Strona 4 z 6

Re: Kodeks karny przyszłego życia

Post: 14 mar 2015, 15:54
autor: Filaretka
światowid pisze:Jeśli już generalizujesz, to powiedz, po co pomagać ludziom, skoro ich ciężkie sytuacje czy zdrowotne czy finansowe są karą za uczynki w poprzednich wcieleniach. może zatem pobijmy wszystkie kaleki, biedaków, ludzi chorych, przecież wedle spirytuzmu one odpłacają za swoje poprzednie czyny- czyli w jakiś sposób zawinili. zatem po co być miłosiernym? skoro to miłosierdzie im nie pomaga, bo mają nieść swój krzyż.. wiec może nawet im przeszkadzamy odpokutować ich grzechy- pomagając im..

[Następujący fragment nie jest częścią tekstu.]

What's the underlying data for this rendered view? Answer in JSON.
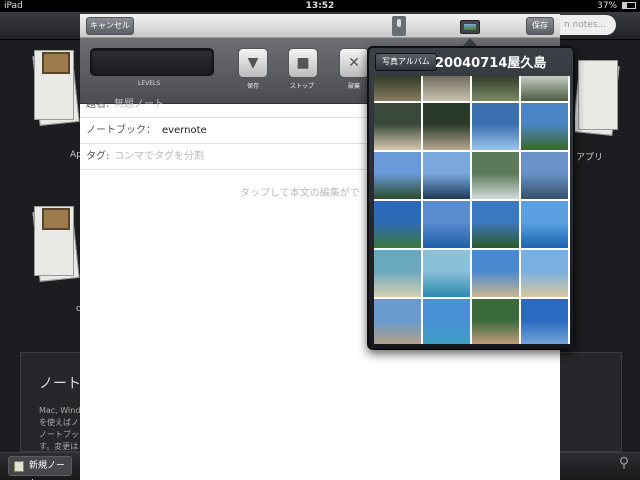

Po co pomagać? By dać im nadzieję, by pomóc im przejść przez te próby, by czegoś się nauczyli. Po to pojawiamy się na ich drodze i po to inni pojawiają się na naszej. Przecież wiesz o tym.
I nie jest to kara, a szansa na poprawę, zrozumienie czegoś.
Dzięki miłosierdziu łatwiej będzie im "nieść swój krzyż".
A przede wszystkim, nie ma "ich" i nie ma "nas". Jesteśmy wszyscy braćmi i siostrami i powinniśmy się wspierać, starać się zrozumieć.
Takie pobicie kaleki jest bliższe dokonaniu aborcji, niż temu o czym pisze Mirek, a z czym i ja się zgadzam (i zanim ktoś opacznie to zrozumie - nie, nie chodzi mi o to, iż pobicie = aborcja). Każdy z nas czymś zawinił. Nie nam potępiać innych. Powinniśmy się wspierać.

światowid pisze:i proszę Cię Mirosławie, byś nie podchodził do takiej sytuacji zakładając że każdy jest medium, spirytystą czy jasnowidzem.
i ma Twoją wiedzę książkową niebywałą. zna odpowiedzi na wszystko od razu i bez zastanowienia..
ludzie są różni. Czasem nawet bieda może spowodować ze kobieta nie chce mieć dziecka, bo głoduje na co dzień i zyje w nędzy, nie ma siły, psychicznej i fizycznej na wychowywanie dziecka. możesz zrozumieć takie sytuacje? siedząc przed komputerem w swoim życiu...


Światowidzie dlaczego tak napisałeś? Przecież nawet nie znasz Mirka i właśnie nie wiesz, czego doświadczył. Skąd myśl, iż ten kto mało pisze o sobie mało (albo niczego) nie przeszedł?
Owszem, nie każdy jest spirytystą, ale jeśli ktoś zawali swoją próbę to i tak się o tym dowie (przypomni sobie) po dezinkarnacji. Natomiast teraz rozmawiamy tu na forum spirytystycznym, gdzie znamy (lub poznajemy) spirytyzm. I mamy prawo wymieniać swoje poglądy, również te spirytystyczne.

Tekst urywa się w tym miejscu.